Emília Nunes, diretora do Programa Nacional para a Prevenção e Controlo do Tabagismo na Direção-Geral de Saúde, até aceita que haja uma eventual redução de danos mas salienta que pode haver outros danos, além de que não está claro “o grau de adição do produto”, pelo que “a redução de danos pode ser muito limitada”.
Numa audição no Parlamento a responsável afirmou mesmo que uma redução de 95% de compostos químicos “não é necessariamente uma redução de 95% de doenças” e lembrou que em janeiro o Parlamento Europeu propôs uma atitude de prevenção sobre estes produtos.
Diz a fonte da Tabaqueira que o tabaco aquecido e outros novos produtos resultam de “década e meia de investigação” por parte da empresa, e responde Emília Nunes e associações, como a Sociedade Portuguesa de Pneumologia (SPP) ou a Confederação Portuguesa de Prevenção do Tabagismo (CPPT), que faltam provas científicas.
“Não há evidência científica que fundamente a redução do risco. Se estamos a lidar com produtos claramente nocivos não queremos a redução do risco, queremos a eliminação do risco”, disse à Lusa o presidente da CPPT, Emanuel Esteves, salientando que os produtos de tabaco devem ser tratados todos por igual.
“Apresentam estudos encomendados por eles, não são independentes. Não há nenhuma evidência científica que possa sustentar a ideia de que o tabaco aquecido não é tão prejudicial como os outros”, diz Emanuel Esteves, para quem a questão dos 300 graus é “uma falácia”, porque a essa temperatura já aconteceram as mudanças no tabaco.
José Pedro Boléo-Tomé, pela SPP, assume que tem dificuldade em acreditar na indústria do tabaco e acrescenta que “em ciência não podem ser as entidades interessadas a fazer um estudo. Os estudos (da Philip Morris) não têm validade científica nenhuma”.
Às dúvidas e acusações responde a Tabaqueira que “a avaliação científica está em curso” e que a mesma segue “métodos comparáveis aos da indústria farmacêutica” e submetidos a normas internacionais, e fala de mais de 200 publicações em revistas científicas que “constituem um exercício de validação”.
“Também estão em curso processos de validação externa da responsabilidade de agências europeias com competências similares nos Países Baixos, no Reino Unido e em França”, diz à Lusa a fonte da empresa, que convida “qualquer entidade pública ou privada” a conhecer os estudos e colaborar neles.
Se a empresa insiste na redução de risco e se tem a seu favor opiniões médicas de alguns países, que aceitam os novos produtos (das várias industrias de tabaco), Hilson Cunha Filho, conselheiro científico em adições, especialista em saúde pública e cessação tabágica, salienta que se desconhece que doenças provoca o tabaco aquecido a longo prazo e frisa que “o risco continua”.
“A nicotina é o principal problema porque leva as pessoas ao consumo descontrolado, a base de todo o problema é a adição”, acrescenta.
Emanuel Esteves tem a mesma ideia: “Estamos a lidar com uma substância perigosa, claramente. E perigosa também pela criação de uma dependência”.

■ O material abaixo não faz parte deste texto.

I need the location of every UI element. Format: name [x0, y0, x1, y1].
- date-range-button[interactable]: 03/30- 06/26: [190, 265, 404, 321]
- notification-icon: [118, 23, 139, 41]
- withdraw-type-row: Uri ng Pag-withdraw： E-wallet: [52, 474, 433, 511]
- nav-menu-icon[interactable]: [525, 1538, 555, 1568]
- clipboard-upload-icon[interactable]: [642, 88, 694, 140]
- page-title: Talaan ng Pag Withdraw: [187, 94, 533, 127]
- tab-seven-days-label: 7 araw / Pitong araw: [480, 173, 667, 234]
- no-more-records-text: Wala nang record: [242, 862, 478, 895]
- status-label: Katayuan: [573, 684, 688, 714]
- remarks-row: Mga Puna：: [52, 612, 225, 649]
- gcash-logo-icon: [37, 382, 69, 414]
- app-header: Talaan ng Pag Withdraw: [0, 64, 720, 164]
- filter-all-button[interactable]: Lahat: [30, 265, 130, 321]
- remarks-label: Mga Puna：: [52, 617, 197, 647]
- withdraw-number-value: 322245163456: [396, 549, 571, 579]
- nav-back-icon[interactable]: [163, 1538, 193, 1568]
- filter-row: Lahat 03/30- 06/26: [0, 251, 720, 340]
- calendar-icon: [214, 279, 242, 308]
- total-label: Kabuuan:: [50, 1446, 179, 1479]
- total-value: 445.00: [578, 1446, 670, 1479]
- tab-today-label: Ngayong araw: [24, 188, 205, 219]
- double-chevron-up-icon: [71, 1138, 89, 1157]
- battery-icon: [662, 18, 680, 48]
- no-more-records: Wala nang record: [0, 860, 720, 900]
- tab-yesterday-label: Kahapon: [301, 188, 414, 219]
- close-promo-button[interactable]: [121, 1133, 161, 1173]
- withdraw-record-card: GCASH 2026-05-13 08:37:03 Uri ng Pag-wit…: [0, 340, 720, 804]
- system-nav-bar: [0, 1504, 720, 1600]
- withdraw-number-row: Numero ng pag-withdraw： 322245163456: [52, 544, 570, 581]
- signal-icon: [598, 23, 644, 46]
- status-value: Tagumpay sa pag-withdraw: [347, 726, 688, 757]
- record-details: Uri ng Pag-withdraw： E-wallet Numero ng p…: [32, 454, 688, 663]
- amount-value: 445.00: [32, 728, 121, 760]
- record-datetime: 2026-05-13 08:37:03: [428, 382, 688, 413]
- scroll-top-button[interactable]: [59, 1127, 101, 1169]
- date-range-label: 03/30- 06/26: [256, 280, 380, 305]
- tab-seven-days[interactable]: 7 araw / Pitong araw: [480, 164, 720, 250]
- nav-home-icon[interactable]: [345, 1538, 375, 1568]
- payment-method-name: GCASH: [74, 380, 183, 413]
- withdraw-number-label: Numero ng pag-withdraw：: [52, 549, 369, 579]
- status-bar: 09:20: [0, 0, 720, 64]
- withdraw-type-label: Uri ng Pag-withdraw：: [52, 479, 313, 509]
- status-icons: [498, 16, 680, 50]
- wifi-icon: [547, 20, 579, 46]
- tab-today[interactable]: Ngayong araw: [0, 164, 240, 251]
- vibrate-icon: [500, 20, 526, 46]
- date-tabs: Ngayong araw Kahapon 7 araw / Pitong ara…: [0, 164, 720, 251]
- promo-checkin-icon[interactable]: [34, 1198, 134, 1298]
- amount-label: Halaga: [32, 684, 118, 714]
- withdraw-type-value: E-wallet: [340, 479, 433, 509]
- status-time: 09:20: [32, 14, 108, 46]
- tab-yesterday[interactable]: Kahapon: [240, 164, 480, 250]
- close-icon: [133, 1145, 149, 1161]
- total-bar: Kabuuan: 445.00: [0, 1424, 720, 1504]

A fonte da Tabaqueira-Philip Morris ouvida pela Lusa admite a presença da nicotina nos novos cigarros mas diz que não é ela que está relacionada com as doenças atribuíveis ao consumo de cigarros. A empresa, diz a fonte, tem a noção que o produto que comercializa “é nocivo, além de aditivo”, pelo que quer agora “contribuir positivamente, mediante a disponibilização de alternativas de potencial de risco reduzido” para adultos que não querem ou não conseguem deixar de fumar.
E tem como objetivo transferir todos os fumadores para os produtos a que chama de “risco reduzido”, ainda que agora o tabaco aquecido represente apenas 1% das vendas globais da empresa.
Hilson Cunha Filho responde à posição da Tabaqueira afirmando que “acomunidade tem um grande problema com a indústria do tabaco, que antes de mais diz respeito à transparência e integridade”.
Com o novo tabaco, diz, vai haver substituição de produtos mas não menos fumadores e a indústria vai ganhar mais dinheiro.
E se a lei não regular os novos produtos, avisa Emanuel Esteves, os jovens que hoje não podem comprar cigarros normais podem comprar tabaco de aquecer, pelo que esse pode ser o início do consumo de tabaco para as novas gerações.